OXON HILL, MD, November 23, 2014 — Sons and daughters of Washington, DC’s Marion Barry era are in mourning today upon hearing the news this morning that the legendary civil rights leader and former mayor of the city has died. Marion Barry had a significant impact on DC area’s Generation X, thanks to his summer jobs program that employed and empowered many young people in a way that no area leader had before or has since, as surmised by their anecdotes. High esteem for Mayor Barry was deeply felt and powerfully sincere among many DC area residents, but also quite obviously a dividing line by race, class, and personal and family history. At times when Barry was covered negatively in the press, many of his supporters identified not only with the given newsworthy circumstance, but the sentiment that major media outlets shed more light on one’s personal flaws than on one’s public prosocial deeds. Unlike other local politicians who have been accused of pandering to the go-go community when it best suited their political needs, Marion Barry managed to be continually regarded as a personal friend to go-go, even after media reports highlighted his support for the so-called ‘go-go crackdown.’
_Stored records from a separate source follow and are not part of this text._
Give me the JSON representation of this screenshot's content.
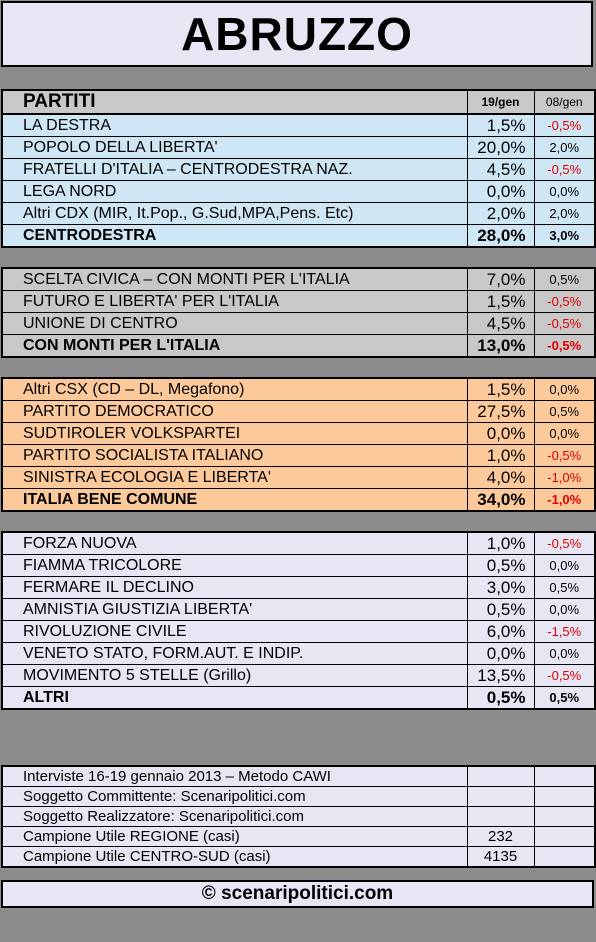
{
  "title": "ABRUZZO",
  "header": {
    "col1": "PARTITI",
    "col2": "19/gen",
    "col3": "08/gen"
  },
  "groups": [
    {
      "rows": [
        {
          "name": "LA DESTRA",
          "value": "1,5%",
          "delta": "-0,5%"
        },
        {
          "name": "POPOLO DELLA LIBERTA'",
          "value": "20,0%",
          "delta": "2,0%"
        },
        {
          "name": "FRATELLI D'ITALIA – CENTRODESTRA NAZ.",
          "value": "4,5%",
          "delta": "-0,5%"
        },
        {
          "name": "LEGA NORD",
          "value": "0,0%",
          "delta": "0,0%"
        },
        {
          "name": "Altri CDX (MIR, It.Pop., G.Sud,MPA,Pens. Etc)",
          "value": "2,0%",
          "delta": "2,0%"
        },
        {
          "name": "CENTRODESTRA",
          "value": "28,0%",
          "delta": "3,0%"
        }
      ]
    },
    {
      "rows": [
        {
          "name": "SCELTA CIVICA – CON MONTI PER L'ITALIA",
          "value": "7,0%",
          "delta": "0,5%"
        },
        {
          "name": "FUTURO E LIBERTA' PER L'ITALIA",
          "value": "1,5%",
          "delta": "-0,5%"
        },
        {
          "name": "UNIONE DI CENTRO",
          "value": "4,5%",
          "delta": "-0,5%"
        },
        {
          "name": "CON MONTI PER L'ITALIA",
          "value": "13,0%",
          "delta": "-0,5%"
        }
      ]
    },
    {
      "rows": [
        {
          "name": "Altri CSX (CD – DL, Megafono)",
          "value": "1,5%",
          "delta": "0,0%"
        },
        {
          "name": "PARTITO DEMOCRATICO",
          "value": "27,5%",
          "delta": "0,5%"
        },
        {
          "name": "SUDTIROLER VOLKSPARTEI",
          "value": "0,0%",
          "delta": "0,0%"
        },
        {
          "name": "PARTITO SOCIALISTA ITALIANO",
          "value": "1,0%",
          "delta": "-0,5%"
        },
        {
          "name": "SINISTRA ECOLOGIA E LIBERTA'",
          "value": "4,0%",
          "delta": "-1,0%"
        },
        {
          "name": "ITALIA BENE COMUNE",
          "value": "34,0%",
          "delta": "-1,0%"
        }
      ]
    },
    {
      "rows": [
        {
          "name": "FORZA NUOVA",
          "value": "1,0%",
          "delta": "-0,5%"
        },
        {
          "name": "FIAMMA TRICOLORE",
          "value": "0,5%",
          "delta": "0,0%"
        },
        {
          "name": "FERMARE IL DECLINO",
          "value": "3,0%",
          "delta": "0,5%"
        },
        {
          "name": "AMNISTIA GIUSTIZIA LIBERTA'",
          "value": "0,5%",
          "delta": "0,0%"
        },
        {
          "name": "RIVOLUZIONE CIVILE",
          "value": "6,0%",
          "delta": "-1,5%"
        },
        {
          "name": "VENETO STATO, FORM.AUT. E INDIP.",
          "value": "0,0%",
          "delta": "0,0%"
        },
        {
          "name": "MOVIMENTO 5 STELLE (Grillo)",
          "value": "13,5%",
          "delta": "-0,5%"
        },
        {
          "name": "ALTRI",
          "value": "0,5%",
          "delta": "0,5%"
        }
      ]
    }
  ],
  "info": [
    {
      "label": "Interviste 16-19 gennaio 2013 – Metodo CAWI",
      "value": ""
    },
    {
      "label": "Soggetto Committente: Scenaripolitici.com",
      "value": ""
    },
    {
      "label": "Soggetto Realizzatore: Scenaripolitici.com",
      "value": ""
    },
    {
      "label": "Campione Utile REGIONE (casi)",
      "value": "232"
    },
    {
      "label": "Campione Utile CENTRO-SUD (casi)",
      "value": "4135"
    }
  ],
  "footer": "© scenaripolitici.com"
}
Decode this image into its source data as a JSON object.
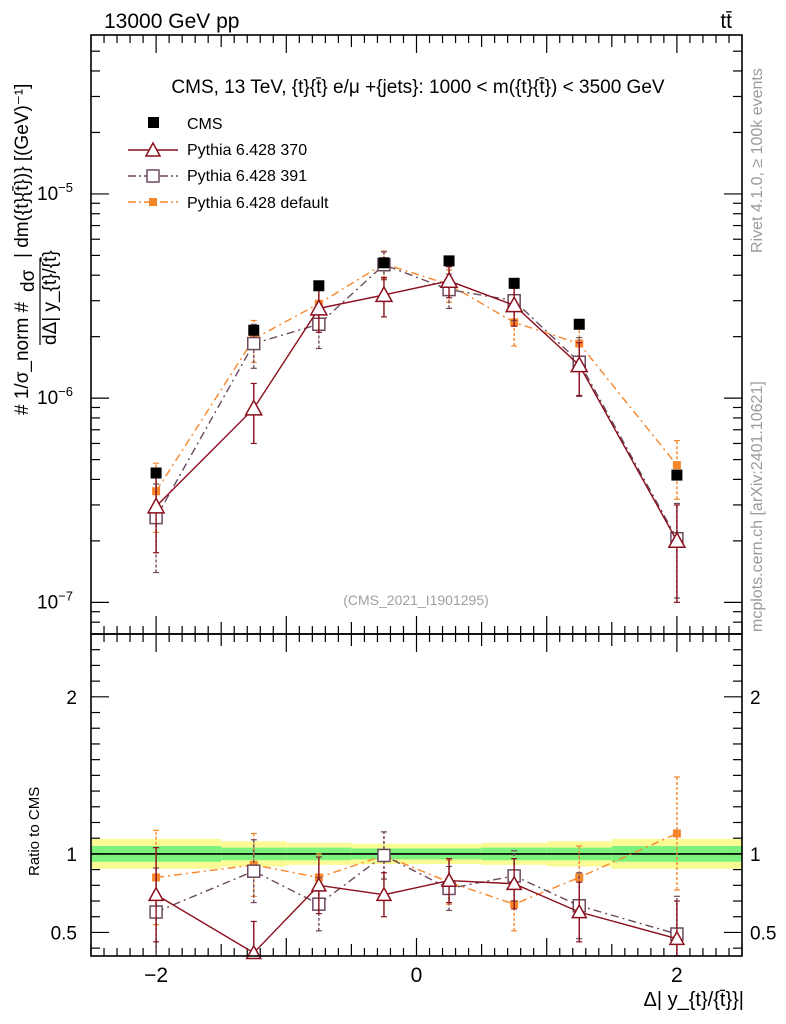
{
  "header": {
    "energy_label": "13000 GeV pp",
    "process_label": "tt̄"
  },
  "side_labels": {
    "rivet": "Rivet 4.1.0, ≥ 100k events",
    "mcplots": "mcplots.cern.ch [arXiv:2401.10621]"
  },
  "colors": {
    "cms": "#000000",
    "p370": "#8b0f1e",
    "p391": "#6b4a5e",
    "pdefault": "#f7862a",
    "band_inner": "#7cf27c",
    "band_outer": "#fbfb96"
  },
  "chart_data": [
    {
      "type": "scatter",
      "title": "CMS, 13 TeV, {t}{t̄} e/μ +{jets}: 1000 < m({t}{t̄}) < 3500 GeV",
      "watermark": "(CMS_2021_I1901295)",
      "ylabel_numerator": "dσ",
      "ylabel_unit": "| dm({t}{t̄})} [(GeV)⁻¹]",
      "ylabel_prefix": "# 1/σ_norm #",
      "ylabel_denominator": "dΔ| y_{t}/{t̄}",
      "yscale": "log",
      "xlim": [
        -2.5,
        2.5
      ],
      "ylim": [
        7e-08,
        6e-05
      ],
      "x": [
        -2.0,
        -1.25,
        -0.75,
        -0.25,
        0.25,
        0.75,
        1.25,
        2.0
      ],
      "y_ticks": [
        {
          "value": 1e-07,
          "base": "10",
          "exp": "−7"
        },
        {
          "value": 1e-06,
          "base": "10",
          "exp": "−6"
        },
        {
          "value": 1e-05,
          "base": "10",
          "exp": "−5"
        }
      ],
      "series": [
        {
          "name": "CMS",
          "key": "cms",
          "style": "square-filled",
          "values": [
            4.3e-07,
            2.15e-06,
            3.55e-06,
            4.6e-06,
            4.7e-06,
            3.65e-06,
            2.3e-06,
            4.2e-07
          ],
          "errors": [
            0,
            0,
            0,
            0,
            0,
            0,
            0,
            0
          ]
        },
        {
          "name": "Pythia 6.428 370",
          "key": "p370",
          "style": "triangle-open",
          "values": [
            2.95e-07,
            8.9e-07,
            2.75e-06,
            3.2e-06,
            3.75e-06,
            2.85e-06,
            1.45e-06,
            2e-07
          ],
          "errors": [
            1.2e-07,
            2.9e-07,
            6.5e-07,
            7e-07,
            6.5e-07,
            6e-07,
            4.2e-07,
            1e-07
          ]
        },
        {
          "name": "Pythia 6.428 391",
          "key": "p391",
          "style": "square-open",
          "values": [
            2.6e-07,
            1.85e-06,
            2.3e-06,
            4.5e-06,
            3.4e-06,
            3e-06,
            1.5e-06,
            2.05e-07
          ],
          "errors": [
            1.2e-07,
            4.5e-07,
            5.5e-07,
            7e-07,
            6.5e-07,
            6e-07,
            4.8e-07,
            1e-07
          ]
        },
        {
          "name": "Pythia 6.428 default",
          "key": "pdefault",
          "style": "square-small",
          "values": [
            3.5e-07,
            1.95e-06,
            2.9e-06,
            4.55e-06,
            3.6e-06,
            2.35e-06,
            1.85e-06,
            4.7e-07
          ],
          "errors": [
            1.3e-07,
            4.5e-07,
            5.5e-07,
            7e-07,
            6.5e-07,
            5.5e-07,
            4.5e-07,
            1.5e-07
          ]
        }
      ]
    },
    {
      "type": "scatter",
      "ylabel": "Ratio to CMS",
      "xlabel": "Δ| y_{t}/{t̄}}|",
      "xlim": [
        -2.5,
        2.5
      ],
      "ylim": [
        0.35,
        2.4
      ],
      "x_ticks": [
        {
          "value": -2,
          "label": "−2"
        },
        {
          "value": 0,
          "label": "0"
        },
        {
          "value": 2,
          "label": "2"
        }
      ],
      "y_ticks": [
        {
          "value": 0.5,
          "label": "0.5"
        },
        {
          "value": 1,
          "label": "1"
        },
        {
          "value": 2,
          "label": "2"
        }
      ],
      "bin_edges": [
        -2.5,
        -1.5,
        -1.0,
        -0.5,
        0.0,
        0.5,
        1.0,
        1.5,
        2.5
      ],
      "band_inner": [
        0.05,
        0.04,
        0.04,
        0.035,
        0.035,
        0.04,
        0.04,
        0.05
      ],
      "band_outer": [
        0.095,
        0.08,
        0.07,
        0.065,
        0.065,
        0.07,
        0.08,
        0.095
      ],
      "x": [
        -2.0,
        -1.25,
        -0.75,
        -0.25,
        0.25,
        0.75,
        1.25,
        2.0
      ],
      "series": [
        {
          "name": "Pythia 6.428 370",
          "key": "p370",
          "values": [
            0.74,
            0.37,
            0.8,
            0.74,
            0.83,
            0.81,
            0.63,
            0.46
          ],
          "errors": [
            0.3,
            0.2,
            0.18,
            0.14,
            0.14,
            0.16,
            0.19,
            0.24
          ]
        },
        {
          "name": "Pythia 6.428 391",
          "key": "p391",
          "values": [
            0.63,
            0.89,
            0.68,
            0.99,
            0.78,
            0.86,
            0.67,
            0.49
          ],
          "errors": [
            0.28,
            0.2,
            0.17,
            0.15,
            0.14,
            0.16,
            0.21,
            0.24
          ]
        },
        {
          "name": "Pythia 6.428 default",
          "key": "pdefault",
          "values": [
            0.85,
            0.93,
            0.85,
            0.99,
            0.82,
            0.68,
            0.85,
            1.13
          ],
          "errors": [
            0.3,
            0.2,
            0.15,
            0.15,
            0.14,
            0.17,
            0.2,
            0.36
          ]
        }
      ]
    }
  ]
}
Mayor Barry was one of the featured commentators on “Washington in the ’80s” and a major topic, himself, of the documentary that debuted just last week on PBS affiliate WETA. One of the very best representations of his legacy and what he has meant to his supporters was captured in April 2013 by “Mayor of DC Hip Hop” Head-Roc in a song entitled “Mayor 4 Life (Tribute to Marion Barry).”
A tribute to him has been added to the Chocolate City Rocks: Black Rock Star Super Hero Music Street Jam today from 12noon to 4pm at 14th & Randolph Streets, NW, where a superstar lineup of DC hip hop artists will perform.